Das UN-Flüchtlingshilfswerk (UNHCR) hat die Aufnahme von rund 1500 Flüchtlingen aus Griechenland in Deutschland begrüßt - sich jedoch über die Auswahlkriterien überrascht gezeigt. „Es handelt sich ja dabei um Menschen, die bereits einen Flüchtlingsstatus haben“, sagte UNHCR-Sprecher Chris Melzer. Dabei hätte das Bundesamt für Migration und Flüchtlinge (BAMF) ausreichend Kapazitäten und Know-how gehabt, um Griechenland bei der Bearbeitung von Asylanträgen zu unterstützen. „Es wäre vielleicht sinnvoller gewesen, man hätte Menschen aufgenommen, die noch vor dem Asylverfahren stehen.“ Dennoch sei es ein positives Signal, so werde die Zahl der Menschen auf den Inseln verringert - was ohnehin im Moment die dringendste Aufgabe sei. „Die Camps auf den griechischen Inseln müssen entlastet werden, sie sind immer noch bis zu vierfach überbelegt“, sagte Melzer. „Selbst mit dem besten Management kann man die Menschen bei so einer Überbelegung nicht würdig unterbringen.“ Die griechische Regierung hatte in den vergangenen Monaten verstärkt Familien und besonders Schutzbedürftige aufs Festland geholt. Noch vor einem halben Jahr lebten beispielsweise im Lager Moria auf Lesbos rund 20.000 Bewohner - also sieben Mal so viele wie eigentlich vorgesehen. Die Bundesregierung hatte sich am Dienstag darauf verständigt, 1553 zusätzliche Flüchtlinge von fünf griechischen Inseln aufzunehmen. Es handelt sich dabei um 408 Familien mit Kindern, die in Griechenland als schutzbedürftig anerkannt wurden. Zuvor hatten Brände vergangene Woche das Flüchtlingslager Moria zerstört, mehr als 12.000 Menschen wurden obdachlos.
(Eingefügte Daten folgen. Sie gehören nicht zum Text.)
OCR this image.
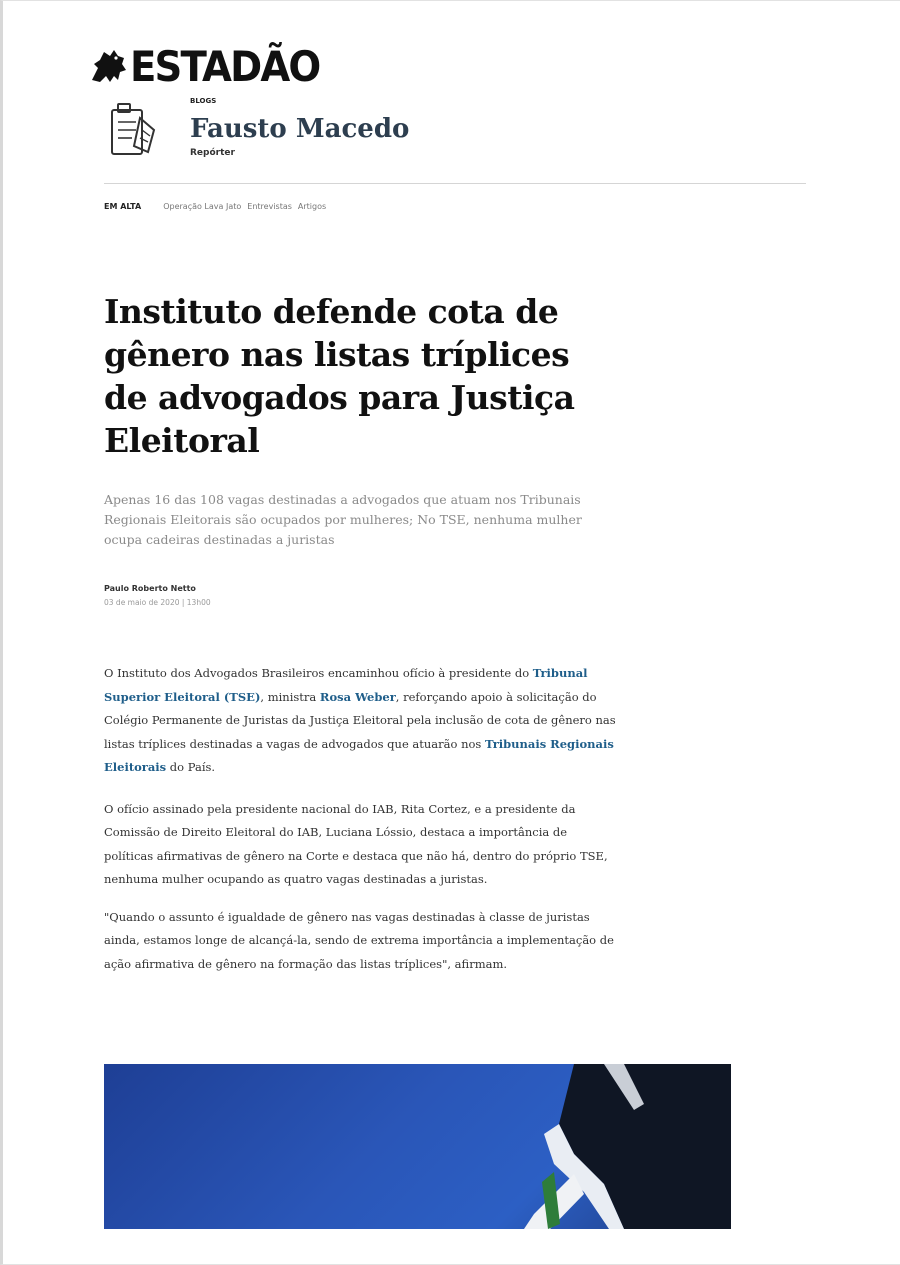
ESTADÃO
BLOGS
Fausto Macedo
Repórter
EM ALTA	Operação Lava Jato Entrevistas Artigos
Instituto defende cota de gênero nas listas tríplices de advogados para Justiça Eleitoral

Apenas 16 das 108 vagas destinadas a advogados que atuam nos Tribunais Regionais Eleitorais são ocupados por mulheres; No TSE, nenhuma mulher ocupa cadeiras destinadas a juristas

Paulo Roberto Netto
03 de maio de 2020 | 13h00

O Instituto dos Advogados Brasileiros encaminhou ofício à presidente do Tribunal Superior Eleitoral (TSE), ministra Rosa Weber, reforçando apoio à solicitação do Colégio Permanente de Juristas da Justiça Eleitoral pela inclusão de cota de gênero nas listas tríplices destinadas a vagas de advogados que atuarão nos Tribunais Regionais Eleitorais do País.

O ofício assinado pela presidente nacional do IAB, Rita Cortez, e a presidente da Comissão de Direito Eleitoral do IAB, Luciana Lóssio, destaca a importância de políticas afirmativas de gênero na Corte e destaca que não há, dentro do próprio TSE, nenhuma mulher ocupando as quatro vagas destinadas a juristas.

"Quando o assunto é igualdade de gênero nas vagas destinadas à classe de juristas ainda, estamos longe de alcançá-la, sendo de extrema importância a implementação de ação afirmativa de gênero na formação das listas tríplices", afirmam.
„Diesen Menschen muss geholfen werden“
Die Kritik an einer mutmaßlichen „Moria-Taktik“ teilt Melzer nicht. „Wenn in Moria Menschen Brände gelegt haben, dann einzelne. Wir können nicht alle 12.000 Bewohner unter Kollektivstrafe stellen.“ Gut die Hälfte der Menschen seien Frauen und Kinder. „Diesen Menschen muss geholfen werden“.
Griechische Politiker hatten zuletzt vor einer „Moria-Taktik“ gewarnt, wonach Feuer auch in anderen Flüchtlingslagern auf den Inseln Samos, Chios, Leros und Kos gelegt werden könnten - vor allem, wenn die Menschen von Lesbos nun aufs Festland oder nach Mittel- und Nordeuropa gebracht würden. Griechische Regierungsvertreter haben daher mehrfach betont, dass alle rund 12.000 Bewohner des abgebrannten Lagers Moria weiter vor Ort versorgt und nicht auf das Festland gebracht werden sollen.
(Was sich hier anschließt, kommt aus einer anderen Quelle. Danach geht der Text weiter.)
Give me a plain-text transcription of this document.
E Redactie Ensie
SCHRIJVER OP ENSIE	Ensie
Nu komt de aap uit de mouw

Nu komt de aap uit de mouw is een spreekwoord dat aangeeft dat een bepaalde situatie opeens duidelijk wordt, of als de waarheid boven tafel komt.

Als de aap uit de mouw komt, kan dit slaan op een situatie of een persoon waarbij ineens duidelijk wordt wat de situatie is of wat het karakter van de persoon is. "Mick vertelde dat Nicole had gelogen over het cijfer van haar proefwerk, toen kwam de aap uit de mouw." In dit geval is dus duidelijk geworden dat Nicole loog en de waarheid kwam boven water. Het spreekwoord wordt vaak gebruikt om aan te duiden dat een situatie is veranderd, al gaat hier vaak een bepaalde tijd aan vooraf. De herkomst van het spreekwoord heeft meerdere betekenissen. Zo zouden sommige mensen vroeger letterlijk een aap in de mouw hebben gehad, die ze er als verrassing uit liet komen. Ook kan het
Und wie soll es auf Lesbos weitergehen? Melzer sieht den aktuell diskutierten Bau eines europäischen Asylzentrums als erste gute Lösung. „Solch ein Zentrum muss modern sein und gut funktionieren, mit richtiger Infrastruktur und ausreichend Personal. Wir wollen zwar keine Schnellverfahren, aber schnelle Asylverfahren. Es kann nicht sein, dass die Menschen Monate oder zum Teil Jahre auf eine Entscheidung warten müssen.“ Liefe es schneller bei der Bearbeitung, könnten auch die Inseln zügiger entlastet werden.